0

I have a client on cloud hosting with some sizable drives on the vps. Twice in the past year after a forced reboot the server was down for a few hours because fsck ran automatically when the server came back up. Since this is on a cloud hosting platform I am assuming that there are other integrity checks performed on the disk at the hardware level. The host indicated that there are differences between an integrity check at the infrastructure level and OS level, and that they strongly recommended that fsck not be disabled. However, the client is concerned because very large amounts of downtime result in customer and revenue loss.

It looks as if I can disable those checks by running the following commands:

tune2fs -c 0 -i 0 /dev/mapper/vgArchiveStorage-archive
tune2fs -c 0 -i 0 /dev/mapper/vg_maindisc-lv_root

Would this fix the issue, and if so, how bad of an idea is it to do so?

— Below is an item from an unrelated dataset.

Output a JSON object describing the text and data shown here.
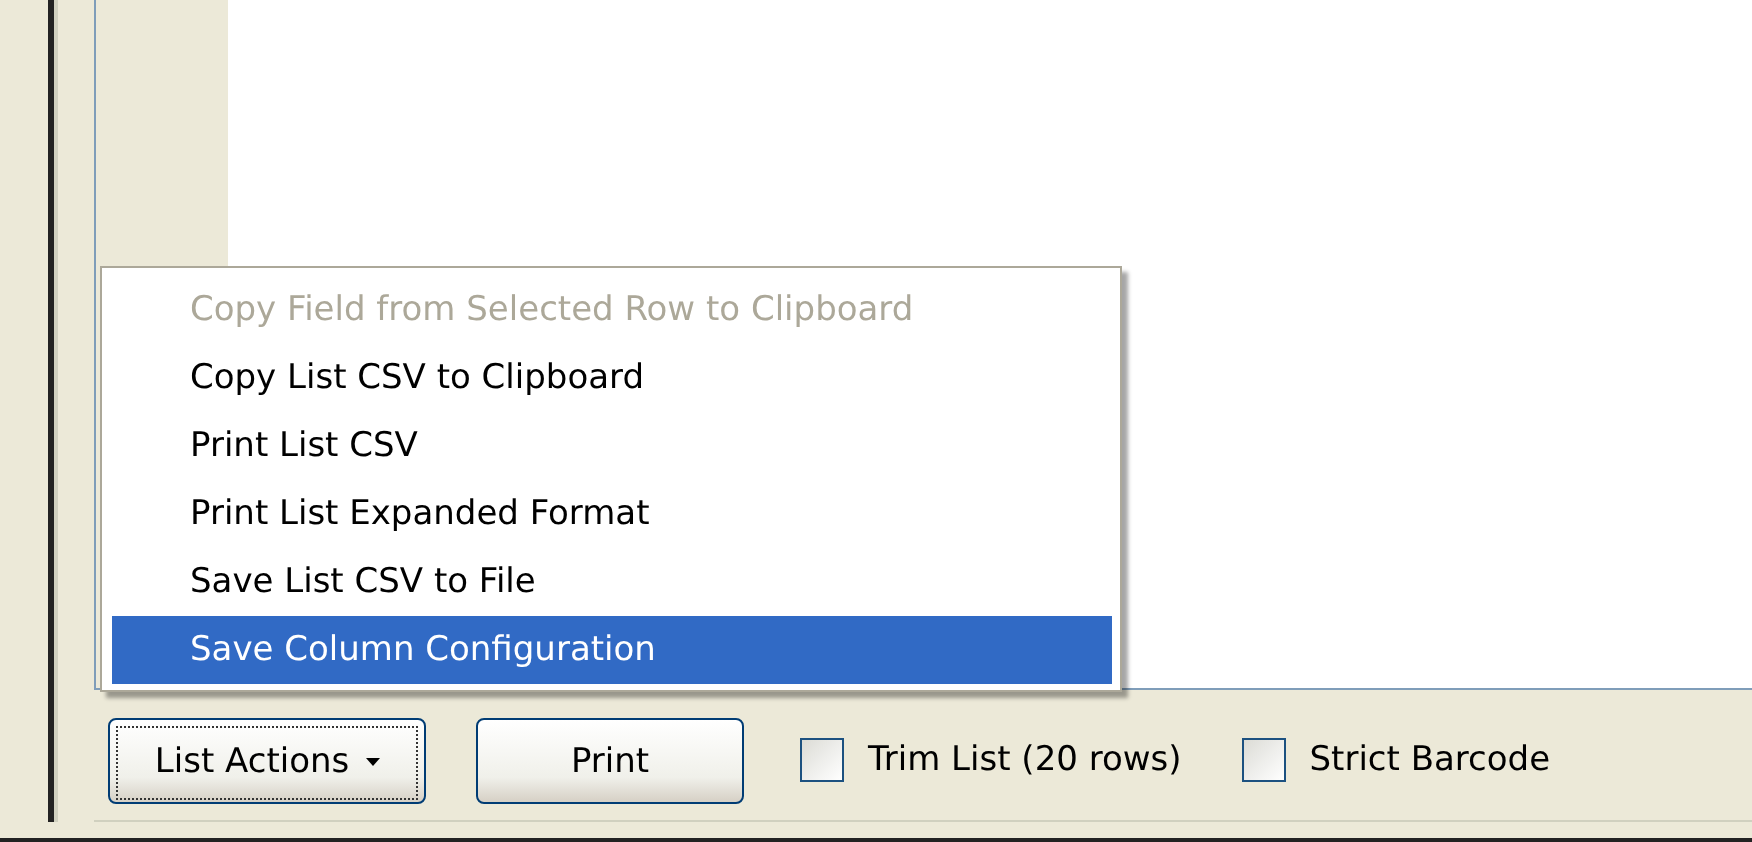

Is there a way to do similar periodic checks without actually bringing the whole server offline (both disks are integral to the operation of his website).

1 Answers1

0

In short: If your hoster says that you shouldn't do it, don't do it. Unless you want even longer downtimes because you have to restore the server from backup.

It is usually a bad idea to go against the system defaults when dealing with checks. I would say especially when dealing with filesystems. Therefore I would not change the settings for the fsck.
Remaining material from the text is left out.